Second, some critics of Obama’s policy probably think the problem is that he and his team are too "pro-Israel." That’s not really true. By forcing Abbas to make repeated concessions with nothing to show for them, they are undermining his already fragile legitimacy to the point where he won’t be able to sell whatever deal they might eventually coerce him into signing. And by letting Netanyahu thumb his nose at repeated U.S. requests without paying any penalty, they’ve encouraged Israelis to think there is essentially no cost to a hardline position. But this approach isn’t "pro-Israel," because Obama and his advisors are helping make a two-state solution impossible and thereby making a "one-state" outcome nearly inevitable. Thoughtful Israelis understand that this is a perilous course, and President Obama said as much during his speech to the United Nations last week. But the administration’s handling of this issue has made the one-state outcome more likely, which threatens Israel’s future as both a Jewish and democratic state.

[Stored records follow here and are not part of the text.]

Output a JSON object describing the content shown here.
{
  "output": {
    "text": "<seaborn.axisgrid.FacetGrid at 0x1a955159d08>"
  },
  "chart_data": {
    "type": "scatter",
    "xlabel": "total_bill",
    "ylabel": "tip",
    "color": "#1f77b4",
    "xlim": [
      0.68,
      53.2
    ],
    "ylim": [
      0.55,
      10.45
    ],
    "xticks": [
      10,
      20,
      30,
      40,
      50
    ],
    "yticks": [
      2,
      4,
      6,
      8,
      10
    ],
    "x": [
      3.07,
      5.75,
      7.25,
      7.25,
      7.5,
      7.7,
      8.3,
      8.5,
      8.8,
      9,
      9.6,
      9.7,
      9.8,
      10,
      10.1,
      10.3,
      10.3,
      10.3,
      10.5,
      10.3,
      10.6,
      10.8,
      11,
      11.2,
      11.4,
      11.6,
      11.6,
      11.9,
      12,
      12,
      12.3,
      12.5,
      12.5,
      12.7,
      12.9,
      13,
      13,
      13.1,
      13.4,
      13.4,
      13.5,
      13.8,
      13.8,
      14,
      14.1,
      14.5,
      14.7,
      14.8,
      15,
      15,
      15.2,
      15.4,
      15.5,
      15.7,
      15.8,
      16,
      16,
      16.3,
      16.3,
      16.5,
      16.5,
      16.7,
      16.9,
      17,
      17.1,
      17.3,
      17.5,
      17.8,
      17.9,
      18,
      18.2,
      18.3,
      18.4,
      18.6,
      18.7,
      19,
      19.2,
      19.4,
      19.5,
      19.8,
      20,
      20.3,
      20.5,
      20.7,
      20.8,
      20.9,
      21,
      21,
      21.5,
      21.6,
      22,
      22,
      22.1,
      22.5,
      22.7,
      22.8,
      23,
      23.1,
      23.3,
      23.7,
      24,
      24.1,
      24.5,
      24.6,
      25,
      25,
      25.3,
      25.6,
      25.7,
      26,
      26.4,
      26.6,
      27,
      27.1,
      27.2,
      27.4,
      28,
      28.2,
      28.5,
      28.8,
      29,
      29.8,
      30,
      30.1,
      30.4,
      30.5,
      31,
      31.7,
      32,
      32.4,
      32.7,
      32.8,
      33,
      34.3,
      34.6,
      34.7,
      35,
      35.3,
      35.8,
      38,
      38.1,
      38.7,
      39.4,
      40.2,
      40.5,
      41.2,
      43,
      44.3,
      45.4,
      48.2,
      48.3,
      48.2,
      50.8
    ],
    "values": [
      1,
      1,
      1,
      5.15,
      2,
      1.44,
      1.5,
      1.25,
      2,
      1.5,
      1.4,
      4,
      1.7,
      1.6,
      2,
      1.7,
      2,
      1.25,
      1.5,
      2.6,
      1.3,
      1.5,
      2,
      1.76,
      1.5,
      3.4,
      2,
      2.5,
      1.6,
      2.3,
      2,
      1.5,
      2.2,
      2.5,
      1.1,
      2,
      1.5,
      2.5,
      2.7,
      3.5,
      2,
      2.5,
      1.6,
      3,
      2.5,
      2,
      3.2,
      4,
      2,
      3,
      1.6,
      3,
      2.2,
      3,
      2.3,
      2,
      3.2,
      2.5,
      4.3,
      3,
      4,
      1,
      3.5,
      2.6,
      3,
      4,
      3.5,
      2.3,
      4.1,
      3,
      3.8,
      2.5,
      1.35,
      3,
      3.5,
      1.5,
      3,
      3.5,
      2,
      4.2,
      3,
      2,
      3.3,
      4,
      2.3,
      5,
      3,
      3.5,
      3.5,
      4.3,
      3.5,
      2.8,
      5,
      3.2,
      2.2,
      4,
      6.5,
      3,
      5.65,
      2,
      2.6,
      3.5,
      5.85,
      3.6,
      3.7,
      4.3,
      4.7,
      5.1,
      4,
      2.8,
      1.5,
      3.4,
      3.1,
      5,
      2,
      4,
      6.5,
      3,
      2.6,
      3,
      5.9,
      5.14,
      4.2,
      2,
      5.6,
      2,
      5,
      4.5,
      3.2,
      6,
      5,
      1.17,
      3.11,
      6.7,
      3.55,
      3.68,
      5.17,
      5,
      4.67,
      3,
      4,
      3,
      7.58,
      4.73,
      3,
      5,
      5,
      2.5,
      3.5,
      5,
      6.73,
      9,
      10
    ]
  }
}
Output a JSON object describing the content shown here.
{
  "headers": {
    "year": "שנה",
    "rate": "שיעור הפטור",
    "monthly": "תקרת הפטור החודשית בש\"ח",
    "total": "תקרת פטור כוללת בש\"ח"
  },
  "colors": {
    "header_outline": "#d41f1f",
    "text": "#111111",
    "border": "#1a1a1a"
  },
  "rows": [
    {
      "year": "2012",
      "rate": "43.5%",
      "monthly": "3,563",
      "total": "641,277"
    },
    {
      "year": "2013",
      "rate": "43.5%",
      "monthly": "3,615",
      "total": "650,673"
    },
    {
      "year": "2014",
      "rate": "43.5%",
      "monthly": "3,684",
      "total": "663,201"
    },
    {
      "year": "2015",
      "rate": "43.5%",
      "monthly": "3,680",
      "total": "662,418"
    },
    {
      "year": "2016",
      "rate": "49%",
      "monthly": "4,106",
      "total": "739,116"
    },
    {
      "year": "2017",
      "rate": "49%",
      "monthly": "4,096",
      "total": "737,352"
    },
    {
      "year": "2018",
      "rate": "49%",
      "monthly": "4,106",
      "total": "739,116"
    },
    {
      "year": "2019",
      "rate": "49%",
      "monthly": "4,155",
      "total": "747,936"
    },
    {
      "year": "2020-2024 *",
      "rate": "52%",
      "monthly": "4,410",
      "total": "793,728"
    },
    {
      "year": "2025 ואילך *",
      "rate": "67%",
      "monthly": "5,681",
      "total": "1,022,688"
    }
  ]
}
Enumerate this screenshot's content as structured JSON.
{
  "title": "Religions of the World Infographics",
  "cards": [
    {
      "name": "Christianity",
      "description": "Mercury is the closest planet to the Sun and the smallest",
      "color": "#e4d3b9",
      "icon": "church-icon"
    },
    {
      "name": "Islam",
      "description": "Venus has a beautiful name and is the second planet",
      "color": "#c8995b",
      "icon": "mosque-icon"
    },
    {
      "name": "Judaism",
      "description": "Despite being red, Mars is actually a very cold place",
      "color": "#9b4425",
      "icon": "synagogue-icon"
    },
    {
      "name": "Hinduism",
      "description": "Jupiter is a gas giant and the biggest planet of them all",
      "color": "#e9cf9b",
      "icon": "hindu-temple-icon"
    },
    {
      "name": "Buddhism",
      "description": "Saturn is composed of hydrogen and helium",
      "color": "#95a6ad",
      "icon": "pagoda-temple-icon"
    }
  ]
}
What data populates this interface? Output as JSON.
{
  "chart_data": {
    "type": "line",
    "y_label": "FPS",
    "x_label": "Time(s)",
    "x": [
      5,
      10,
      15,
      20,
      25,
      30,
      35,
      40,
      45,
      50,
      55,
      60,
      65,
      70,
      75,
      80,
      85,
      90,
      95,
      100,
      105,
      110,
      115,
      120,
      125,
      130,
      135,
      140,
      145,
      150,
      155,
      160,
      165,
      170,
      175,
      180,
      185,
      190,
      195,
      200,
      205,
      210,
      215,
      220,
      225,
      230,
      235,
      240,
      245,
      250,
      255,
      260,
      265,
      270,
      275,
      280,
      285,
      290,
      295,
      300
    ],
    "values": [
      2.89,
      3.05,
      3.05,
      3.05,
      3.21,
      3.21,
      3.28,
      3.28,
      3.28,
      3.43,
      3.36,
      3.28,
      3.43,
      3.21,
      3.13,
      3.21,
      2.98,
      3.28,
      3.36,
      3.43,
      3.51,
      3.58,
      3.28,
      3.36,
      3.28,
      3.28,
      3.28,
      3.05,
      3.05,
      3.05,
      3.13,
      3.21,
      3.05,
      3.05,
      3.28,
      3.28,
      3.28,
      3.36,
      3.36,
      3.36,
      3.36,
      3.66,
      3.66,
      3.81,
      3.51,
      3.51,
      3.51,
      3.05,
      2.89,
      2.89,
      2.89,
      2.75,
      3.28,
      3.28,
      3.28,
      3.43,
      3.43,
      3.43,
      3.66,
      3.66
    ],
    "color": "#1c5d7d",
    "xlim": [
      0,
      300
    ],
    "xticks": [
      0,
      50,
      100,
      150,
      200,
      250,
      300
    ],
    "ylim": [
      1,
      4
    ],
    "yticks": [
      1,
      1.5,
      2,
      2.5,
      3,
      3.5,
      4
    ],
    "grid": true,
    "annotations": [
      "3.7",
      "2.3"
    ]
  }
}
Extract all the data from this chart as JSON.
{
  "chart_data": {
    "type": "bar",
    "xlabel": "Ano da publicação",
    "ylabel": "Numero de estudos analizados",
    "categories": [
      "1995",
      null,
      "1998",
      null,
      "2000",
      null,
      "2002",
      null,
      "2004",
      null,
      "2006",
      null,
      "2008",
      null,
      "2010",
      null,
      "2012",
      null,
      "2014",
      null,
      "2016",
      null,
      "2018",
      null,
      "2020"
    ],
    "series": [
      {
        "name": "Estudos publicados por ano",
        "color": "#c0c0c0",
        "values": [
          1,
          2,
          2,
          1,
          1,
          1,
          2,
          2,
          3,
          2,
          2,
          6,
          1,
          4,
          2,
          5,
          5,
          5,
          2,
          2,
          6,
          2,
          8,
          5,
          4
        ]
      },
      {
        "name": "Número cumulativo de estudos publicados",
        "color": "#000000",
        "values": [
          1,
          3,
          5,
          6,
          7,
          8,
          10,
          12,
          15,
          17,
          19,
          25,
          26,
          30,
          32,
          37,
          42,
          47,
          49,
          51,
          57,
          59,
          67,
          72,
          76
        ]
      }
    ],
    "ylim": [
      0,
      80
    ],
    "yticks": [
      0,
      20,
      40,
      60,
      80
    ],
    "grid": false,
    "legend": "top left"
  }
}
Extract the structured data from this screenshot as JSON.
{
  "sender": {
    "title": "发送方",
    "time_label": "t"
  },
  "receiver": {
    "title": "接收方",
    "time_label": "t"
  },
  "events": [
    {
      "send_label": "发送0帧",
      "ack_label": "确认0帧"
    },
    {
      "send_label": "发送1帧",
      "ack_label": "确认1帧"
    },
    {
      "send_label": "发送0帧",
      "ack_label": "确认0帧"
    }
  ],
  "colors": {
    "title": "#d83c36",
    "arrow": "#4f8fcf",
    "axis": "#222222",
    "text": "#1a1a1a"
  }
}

So if I were President Obama (and you can all be glad I’m not), I’d call my entire Middle East team into the Oval office for a little chat. Here’s what I’d say:
"I made a promise to the American people, and to the world, that we would achieve ‘two states for two peoples’ during my first term. When I was in Cairo more than a year ago, I said this goal was in "America’s interest, Israel’s interest, the Palestinians’ interest, and the world’s interest." And I meant it. I trusted each of you to help me bring that goal about, and I’ve taken your advice for over twenty months. Let me be clear: it isn’t working, and I’m not one who is satisfied with failure. Nor am I going to reward it. So I am telling each of you now: If you can’t help me get this deal done within one year, I’m going to fire every one of you and get some new faces in here."
Fanciful? Of course it is, because the same political forces that make it nearly impossible for Obama to do the right thing would make it equally difficult for him to appoint a better team. But it’s hardly more fanciful than thinking the United States can keep repeating the same mistakes and get a different result.